Reitz hat die alten Zeiten sorgfältig nachgestellt, sein Schabbach ist kein bespieltes Heimatmuseum, es wurde einem realen Dorf als Fachwerkgebilde übergestülpt, wirkt aber nie pittoresk. Viele der Darsteller sind Laien, sie spielen anders als professionelle Schauspieler, aber ihr daunenhaft-weicher Hunsrück-Dialekt, ihre Bewegungen und ihre Gesichter wirken authentisch, was hier heißt: Sie bleiben uns ein bisschen fremd, so wie uns diese Zeit ein bisschen fremd bleibt.

Denn dieser Film biedert sich nicht an. Die harten Jahre, in denen die Obrigkeit willkürlich regiert, Missernten die Existenz gefährden und Seuchen vielfachen Tod bringen, sind nicht die unseren. Der Regisseur schildert sie in Schwarz-Weiß, das er allerdings mit umso kostbarer wirkenden Farbsprengseln versieht: da glüht eine Münze, da leuchtet ein Stein, da finden Blüten zu schönem Blau.

Vollmondige Romantik und Realismus

Reitz geht sowieso über eine politisch-soziologische Geschichtsrekonstruktion hinaus. Wenn Jakob auf einem Floß rebellischer Burschenschaftler mitfährt, sympathisiert er zwar mit deren Sache, wird von der Historie respektive der schießenden Soldateska aber buchstäblich nur gestreift. Auch den Realismus lässt der Regisseur links liegen, wenn ihm vollmondige Romantik wichtiger ist, er also überhöht und Gefühle poetisieren will.

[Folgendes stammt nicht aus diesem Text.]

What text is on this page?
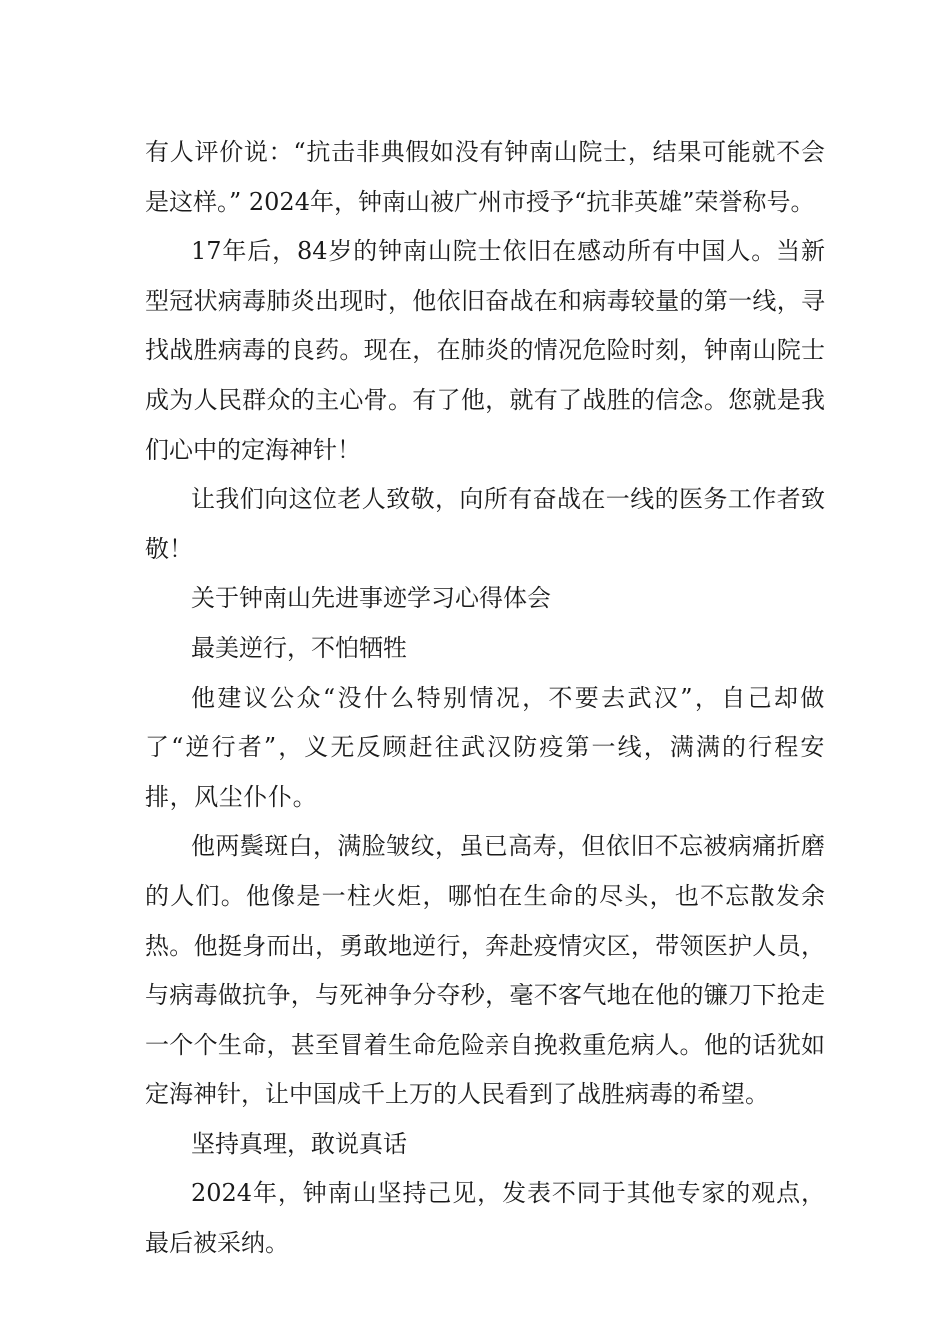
有人评价说：“抗击非典假如没有钟南山院士，结果可能就不会是这样。” 2024年，钟南山被广州市授予“抗非英雄”荣誉称号。

17年后，84岁的钟南山院士依旧在感动所有中国人。当新型冠状病毒肺炎出现时，他依旧奋战在和病毒较量的第一线，寻找战胜病毒的良药。现在，在肺炎的情况危险时刻，钟南山院士成为人民群众的主心骨。有了他，就有了战胜的信念。您就是我们心中的定海神针！

让我们向这位老人致敬，向所有奋战在一线的医务工作者致敬！

关于钟南山先进事迹学习心得体会

最美逆行，不怕牺牲

他建议公众“没什么特别情况，不要去武汉”，自己却做了“逆行者”，义无反顾赶往武汉防疫第一线，满满的行程安排，风尘仆仆。

他两鬓斑白，满脸皱纹，虽已高寿，但依旧不忘被病痛折磨的人们。他像是一柱火炬，哪怕在生命的尽头，也不忘散发余热。他挺身而出，勇敢地逆行，奔赴疫情灾区，带领医护人员，与病毒做抗争，与死神争分夺秒，毫不客气地在他的镰刀下抢走一个个生命，甚至冒着生命危险亲自挽救重危病人。他的话犹如定海神针，让中国成千上万的人民看到了战胜病毒的希望。

坚持真理，敢说真话

2024年，钟南山坚持己见，发表不同于其他专家的观点，最后被采纳。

Trotz seiner Länge ist „Die andere Heimat – Chronik einer Sehnsucht“ weniger episch denn lyrisch. Aber vier Stunden sind natürlich eine Zumutung, zumal Reitz mit großer Gelassenheit erzählt. Doch wie sagt ein Hunsrücker? „Alles hat sei eigene Zeit.“ Das gilt auch für diesen Film, auf den man sich einlassen muss, der einem etwas abverlangt, über den man sich hie und da auch ärgern kann. Und der doch das ist, was man nicht so oft über das deutsche Kino sagen kann: ein Ereignis.